A set of includes in active records break when I add an order

Reported by pupeno@pupeno.com | October 8th, 2010 @ 06:05 AM

I'll give you more context information bellow, but first, let me show you some active records call.

First a simple "let's get a clock":

    @user.clocks.find(@clock.id)

that works. Then, let's include some associations

    @user.clocks.includes(:users).find(@clock.id)
    @user.clocks.includes(:users, :runs).find(@clock.id)
    @user.clocks.includes(:users, :runs => :user_runs).find(@clock.id)

all right. Now let's order them:

    @user.clocks.includes(:users).order("users.name").find(@clock.id)
    @user.clocks.includes(:users, :runs).order("users.name").find(@clock.id)
    @user.clocks.includes(:users, :runs => :user_runs).order("users.name").find(@clock.id)

all work except the last one. The last one throws this error:

    ActiveRecord::ConfigurationError: Association named 'user_runs' was not found; perhaps you misspelled it?

but note that the same includes in the previous set of queries, without the order, worked fine (although I think it was not retrieving :user_runs).

Interestingly enough, if I try to run it with the old syntax:

   @user.clocks.find(@clock.id, :include => [:users, {:runs => :user_runs}], :order => "users.name")

it doesn't throw an exception.

Is this not a bug? am I missing something?
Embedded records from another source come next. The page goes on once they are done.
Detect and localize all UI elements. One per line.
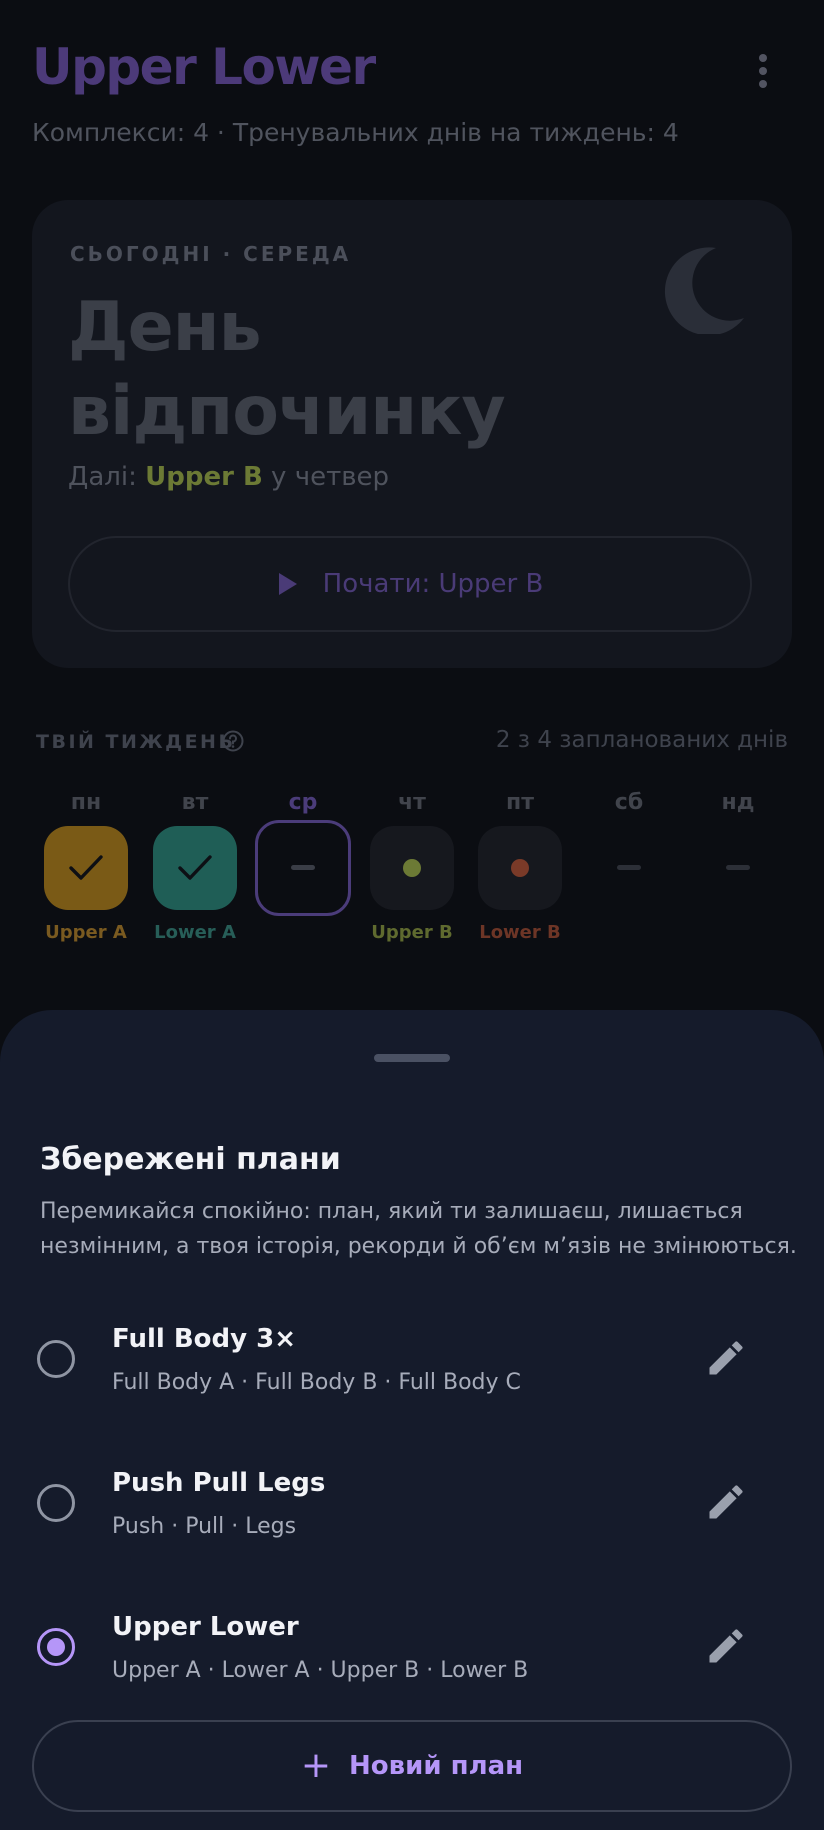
plan-name: Upper Lower (112, 1612, 299, 1642)
day-plan-label (579, 922, 679, 946)
today-card: СЬОГОДНІ · СЕРЕДА День відпочинку Далі: … (32, 200, 792, 668)
plus-icon: + (300, 1745, 332, 1786)
week-day-0[interactable]: пн Upper A (36, 790, 136, 946)
plan-radio[interactable] (37, 1628, 75, 1666)
day-name: сб (614, 790, 644, 815)
dash-icon (291, 865, 315, 870)
edit-pencil-icon[interactable] (704, 1336, 748, 1380)
plan-radio[interactable] (37, 1484, 75, 1522)
day-plan-label (688, 922, 788, 946)
day-plan-label (253, 922, 353, 946)
plan-workouts: Upper A · Lower A · Upper B · Lower B (112, 1658, 529, 1683)
moon-icon (664, 247, 744, 334)
day-planned-tile[interactable] (478, 826, 562, 910)
week-day-1[interactable]: вт Lower A (145, 790, 245, 946)
rest-day-title: День відпочинку (68, 288, 506, 451)
next-prefix: Далі: (68, 462, 146, 492)
start-workout-button[interactable]: Почати: Upper B (68, 536, 752, 632)
plan-row[interactable]: Push Pull Legs Push · Pull · Legs (0, 1454, 824, 1564)
week-planned-count: 2 з 4 запланованих днів (495, 727, 788, 753)
today-label: СЬОГОДНІ · СЕРЕДА (70, 242, 352, 266)
plan-row[interactable]: Full Body 3× Full Body A · Full Body B · … (0, 1310, 824, 1420)
day-planned-tile[interactable] (370, 826, 454, 910)
week-day-2[interactable]: ср (253, 790, 353, 946)
plan-summary: Комплекси: 4 · Тренувальних днів на тижд… (32, 118, 679, 147)
day-done-tile[interactable] (44, 826, 128, 910)
week-day-6: нд (688, 790, 788, 946)
page-title: Upper Lower (32, 38, 376, 96)
new-plan-button[interactable]: + Новий план (32, 1720, 792, 1812)
plan-workouts: Full Body A · Full Body B · Full Body C (112, 1370, 521, 1395)
planned-dot-icon (403, 859, 421, 877)
play-icon (278, 573, 297, 595)
day-plan-label: Lower A (154, 922, 236, 943)
day-name: пн (70, 790, 102, 815)
planned-dot-icon (511, 859, 529, 877)
saved-plans-sheet: Збережені плани Перемикайся спокійно: пл… (0, 1010, 824, 1830)
day-today-tile[interactable] (255, 820, 351, 916)
day-plan-label: Lower B (479, 922, 561, 943)
edit-pencil-icon[interactable] (704, 1480, 748, 1524)
next-plan-name: Upper B (145, 462, 263, 492)
week-day-4[interactable]: пт Lower B (470, 790, 570, 946)
start-workout-label: Почати: Upper B (322, 569, 544, 599)
day-rest-tile (587, 826, 671, 910)
day-done-tile[interactable] (153, 826, 237, 910)
day-name: пт (506, 790, 534, 815)
check-icon (178, 855, 212, 880)
sheet-title: Збережені плани (40, 1142, 341, 1177)
check-icon (69, 855, 103, 880)
day-rest-tile (696, 826, 780, 910)
next-suffix: у четвер (262, 462, 390, 492)
plan-row[interactable]: Upper Lower Upper A · Lower A · Upper B ·… (0, 1598, 824, 1708)
plan-name: Full Body 3× (112, 1324, 297, 1354)
more-options-icon[interactable] (756, 54, 770, 90)
week-day-3[interactable]: чт Upper B (362, 790, 462, 946)
plan-workouts: Push · Pull · Legs (112, 1514, 297, 1539)
week-day-5: сб (579, 790, 679, 946)
day-plan-label: Upper B (371, 922, 453, 943)
dash-icon (726, 865, 750, 870)
edit-pencil-icon[interactable] (704, 1624, 748, 1668)
dash-icon (617, 865, 641, 870)
next-workout-line: Далі: Upper B у четвер (68, 462, 389, 492)
day-plan-label: Upper A (45, 922, 127, 943)
sheet-drag-handle[interactable] (374, 1054, 450, 1062)
day-name: вт (181, 790, 209, 815)
plan-name: Push Pull Legs (112, 1468, 326, 1498)
new-plan-label: Новий план (349, 1751, 524, 1781)
week-section-label: ТВІЙ ТИЖДЕНЬ (36, 731, 236, 753)
day-name: нд (721, 790, 755, 815)
plan-radio[interactable] (37, 1340, 75, 1378)
sheet-description: Перемикайся спокійно: план, який ти зали… (40, 1199, 797, 1259)
day-name: чт (398, 790, 426, 815)
help-icon[interactable] (222, 730, 244, 752)
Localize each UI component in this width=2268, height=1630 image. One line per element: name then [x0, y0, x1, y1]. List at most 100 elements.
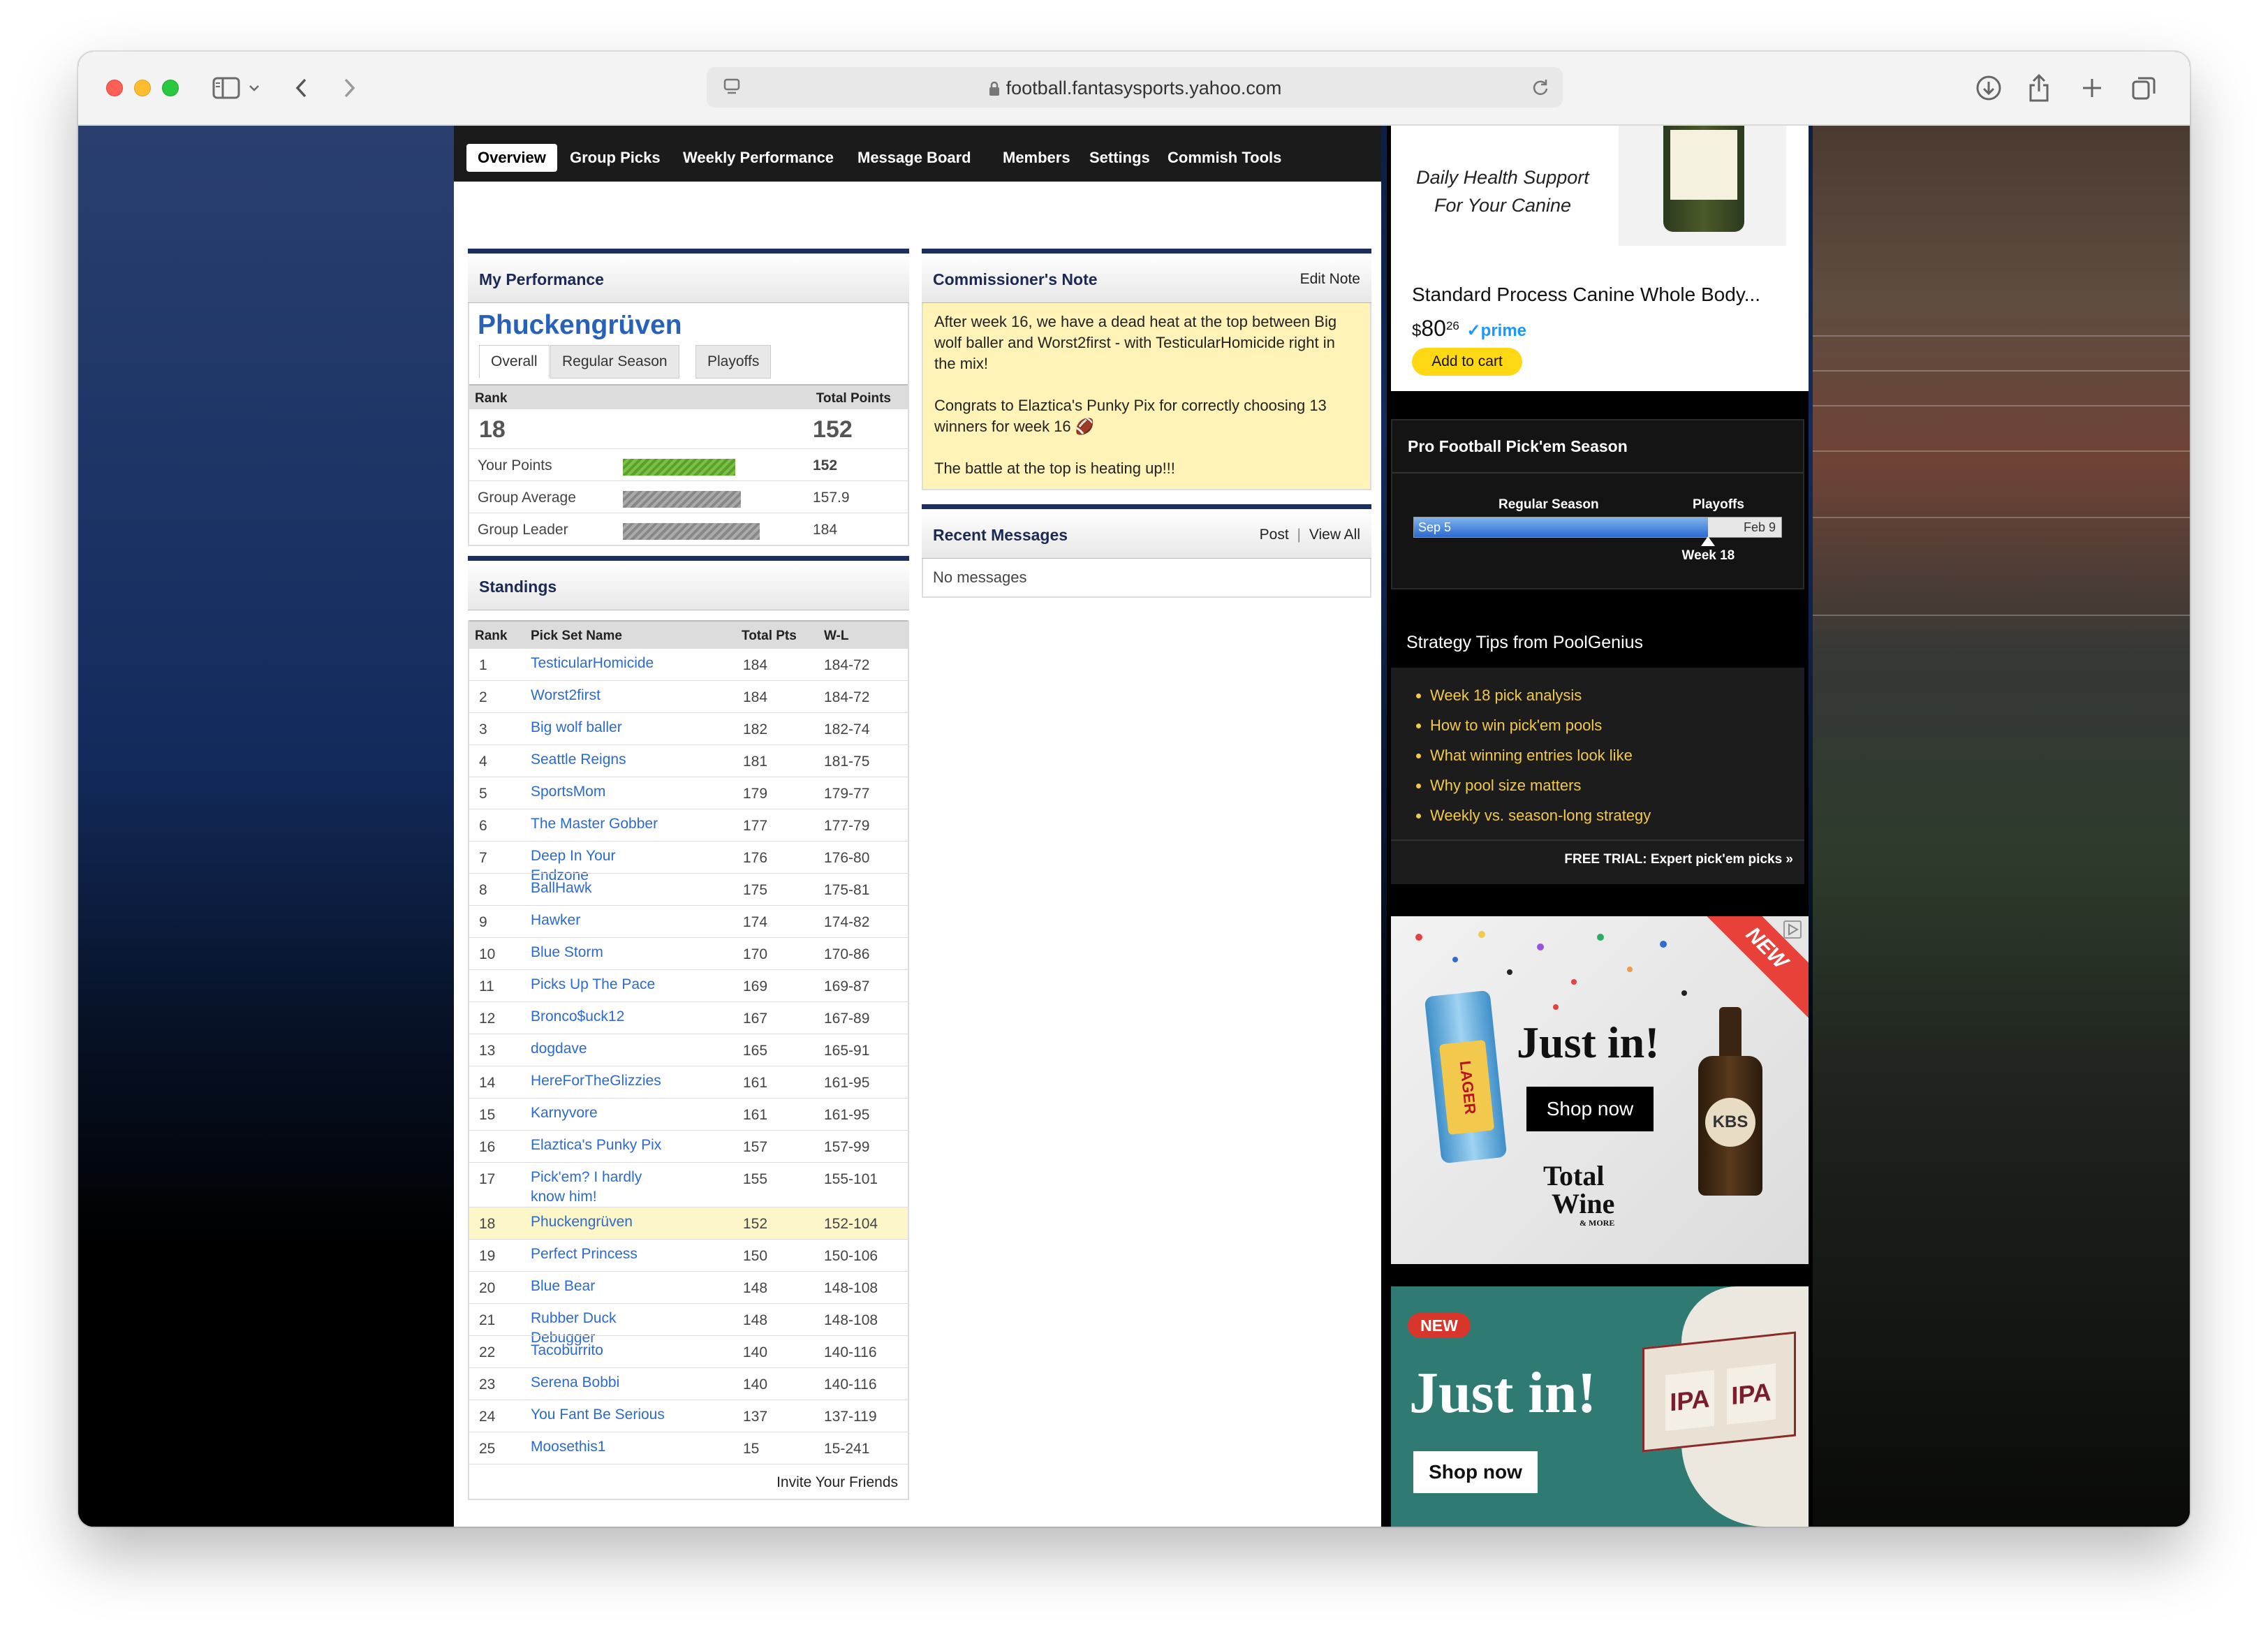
tip-link[interactable]: Weekly vs. season-long strategy	[1430, 800, 1651, 830]
standings-table-header: Rank Pick Set Name Total Pts W-L	[469, 620, 908, 648]
current-week-marker: Week 18	[1659, 536, 1757, 564]
middle-column: Commissioner's Note Edit Note After week…	[922, 249, 1371, 598]
row-value: 157.9	[813, 490, 850, 506]
tip-link[interactable]: How to win pick'em pools	[1430, 710, 1651, 740]
pick-set-name-link[interactable]: Moosethis1	[531, 1437, 670, 1457]
post-link[interactable]: Post	[1260, 527, 1289, 543]
back-icon[interactable]	[288, 70, 316, 106]
tab-commish-tools[interactable]: Commish Tools	[1156, 144, 1293, 172]
reload-icon[interactable]	[1528, 69, 1553, 105]
wl-cell: 176-80	[824, 850, 870, 866]
panel-title: Recent Messages	[933, 526, 1068, 544]
pick-set-name-link[interactable]: Perfect Princess	[531, 1244, 670, 1264]
pick-set-name-link[interactable]: Hawker	[531, 911, 670, 930]
pick-set-name-link[interactable]: The Master Gobber	[531, 814, 670, 834]
pick-set-name-link[interactable]: Bronco$uck12	[531, 1007, 670, 1027]
pick-set-name-link[interactable]: dogdave	[531, 1039, 670, 1059]
shop-now-button[interactable]: Shop now	[1413, 1451, 1538, 1493]
ipa-ad[interactable]: NEW Just in! Shop now IPA IPA	[1391, 1286, 1809, 1527]
shop-now-button[interactable]: Shop now	[1526, 1087, 1654, 1131]
wl-cell: 152-104	[824, 1216, 878, 1232]
tab-overview[interactable]: Overview	[466, 144, 557, 172]
total-pts-cell: 148	[743, 1280, 768, 1296]
pick-set-name-link[interactable]: Elaztica's Punky Pix	[531, 1136, 670, 1155]
standings-panel: Rank Pick Set Name Total Pts W-L 1 Testic…	[468, 620, 909, 1500]
amazon-product-ad[interactable]: Daily Health Support For Your Canine Sta…	[1391, 126, 1809, 391]
wl-cell: 150-106	[824, 1248, 878, 1264]
rank-cell: 25	[479, 1441, 496, 1457]
rank-cell: 11	[479, 978, 494, 994]
pick-set-name-link[interactable]: Tacoburrito	[531, 1341, 670, 1360]
product-title[interactable]: Standard Process Canine Whole Body...	[1412, 284, 1760, 306]
wl-cell: 167-89	[824, 1011, 870, 1027]
rank-label: Rank	[475, 391, 508, 406]
table-row: 14 HereForTheGlizzies 161 161-95	[469, 1066, 908, 1098]
recent-messages-header: Recent Messages Post | View All	[922, 504, 1371, 559]
pick-set-name-link[interactable]: You Fant Be Serious	[531, 1405, 670, 1425]
standings-footer: Invite Your Friends	[469, 1464, 908, 1499]
wl-cell: 177-79	[824, 818, 870, 834]
table-row: 22 Tacoburrito 140 140-116	[469, 1335, 908, 1367]
logo-line: Total	[1543, 1160, 1605, 1191]
close-window-button[interactable]	[106, 80, 123, 96]
chevron-down-icon[interactable]	[246, 70, 263, 106]
widget-title: Pro Football Pick'em Season	[1408, 437, 1628, 455]
wl-cell: 15-241	[824, 1441, 870, 1457]
free-trial-link[interactable]: FREE TRIAL: Expert pick'em picks »	[1564, 852, 1793, 867]
team-name: Phuckengrüven	[478, 310, 682, 340]
total-pts-cell: 184	[743, 689, 768, 705]
tab-message-board[interactable]: Message Board	[846, 144, 982, 172]
total-pts-cell: 15	[743, 1441, 760, 1457]
edit-note-link[interactable]: Edit Note	[1300, 271, 1360, 288]
pick-set-name-link[interactable]: Blue Storm	[531, 943, 670, 962]
pick-set-name-link[interactable]: Seattle Reigns	[531, 750, 670, 770]
pick-set-name-link[interactable]: Pick'em? I hardly know him!	[531, 1168, 670, 1207]
tip-link[interactable]: Week 18 pick analysis	[1430, 680, 1651, 710]
pick-set-name-link[interactable]: Serena Bobbi	[531, 1373, 670, 1393]
tab-regular-season[interactable]: Regular Season	[550, 345, 679, 379]
address-bar[interactable]: football.fantasysports.yahoo.com	[707, 67, 1563, 108]
col-total-pts: Total Pts	[742, 629, 797, 643]
sidebar-toggle-icon[interactable]	[208, 70, 244, 106]
can-label: LAGER	[1438, 1039, 1495, 1136]
tab-members[interactable]: Members	[992, 144, 1082, 172]
share-icon[interactable]	[2022, 70, 2056, 106]
forward-icon[interactable]	[335, 70, 363, 106]
zoom-window-button[interactable]	[162, 80, 179, 96]
rank-cell: 15	[479, 1107, 496, 1123]
table-row: 12 Bronco$uck12 167 167-89	[469, 1001, 908, 1034]
pick-set-name-link[interactable]: Phuckengrüven	[531, 1212, 670, 1232]
pick-set-name-link[interactable]: Karnyvore	[531, 1103, 670, 1123]
wl-cell: 140-116	[824, 1376, 877, 1393]
pick-set-name-link[interactable]: Big wolf baller	[531, 718, 670, 737]
new-tab-icon[interactable]	[2075, 70, 2109, 106]
wl-cell: 179-77	[824, 786, 870, 802]
tab-overall[interactable]: Overall	[479, 345, 550, 379]
pick-set-name-link[interactable]: BallHawk	[531, 879, 670, 898]
tab-weekly-performance[interactable]: Weekly Performance	[672, 144, 845, 172]
minimize-window-button[interactable]	[134, 80, 151, 96]
total-pts-cell: 177	[743, 818, 768, 834]
tab-group-picks[interactable]: Group Picks	[559, 144, 672, 172]
invite-friends-link[interactable]: Invite Your Friends	[776, 1474, 898, 1491]
ad-headline: Just in!	[1409, 1360, 1597, 1425]
pick-set-name-link[interactable]: SportsMom	[531, 782, 670, 802]
col-wl: W-L	[824, 629, 849, 643]
pick-set-name-link[interactable]: Blue Bear	[531, 1277, 670, 1296]
tab-playoffs[interactable]: Playoffs	[695, 345, 772, 379]
download-icon[interactable]	[1972, 70, 2005, 106]
pick-set-name-link[interactable]: HereForTheGlizzies	[531, 1071, 670, 1091]
tab-settings[interactable]: Settings	[1078, 144, 1161, 172]
tab-overview-icon[interactable]	[2127, 70, 2160, 106]
tip-link[interactable]: Why pool size matters	[1430, 770, 1651, 800]
total-wine-ad[interactable]: NEW LAGER Just in! Shop now Total Wine &…	[1391, 916, 1809, 1264]
tip-link[interactable]: What winning entries look like	[1430, 740, 1651, 770]
add-to-cart-button[interactable]: Add to cart	[1412, 348, 1522, 376]
wl-cell: 137-119	[824, 1409, 877, 1425]
pick-set-name-link[interactable]: TesticularHomicide	[531, 654, 670, 673]
pick-set-name-link[interactable]: Picks Up The Pace	[531, 975, 670, 994]
tagline-line: For Your Canine	[1434, 195, 1572, 216]
pick-set-name-link[interactable]: Worst2first	[531, 686, 670, 705]
view-all-link[interactable]: View All	[1309, 527, 1360, 543]
total-pts-cell: 137	[743, 1409, 768, 1425]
Comments and changes to this ticket

  • pupeno@pupeno.com

    pupeno@pupeno.com October 8th, 2010 @ 06:09 AM

    This is the relevant context:

    class User < ActiveRecord::Base
      has_and_belongs_to_many :clocks
      has_many :runs, :through => :clocks
      has_many :user_runs
      #...
    end
    
    class Clock < ActiveRecord::Base
      has_and_belongs_to_many :users
      has_many :runs
      # ...
    end
    
    class Run < ActiveRecord::Base
      belongs_to :clock
      has_many :user_runs
      # ...
    end
    
    class UserRun < ActiveRecord::Base
      belongs_to :run
      belongs_to :user
      # ...
    end
    

    and

      create_table "clocks", :force => true do |t|
      end
    
      create_table "clocks_users", :id => false, :force => true do |t|
        t.integer "clock_id", :null => false
        t.integer "user_id",  :null => false
      end
    
      create_table "runs", :force => true do |t|
        t.integer  "clock_id"
      end
    
      create_table "user_runs", :force => true do |t|
        t.integer  "run_id"
        t.integer  "user_id"
      end
    
      create_table "users", :force => true do |t|
      end
    

    Thanks.

  • Jon Leighton

    Jon Leighton December 21st, 2010 @ 07:50 PM

    • State changed from “new” to “stale”
    • Importance changed from “” to “Low”

    Hi there,

    Thanks for the bug report.

    I've tried out your code against Rails 3.0.3 and cannot reproduce the problem.

    I'm marking as stale, let me know if the problem does still exist and I can re-open.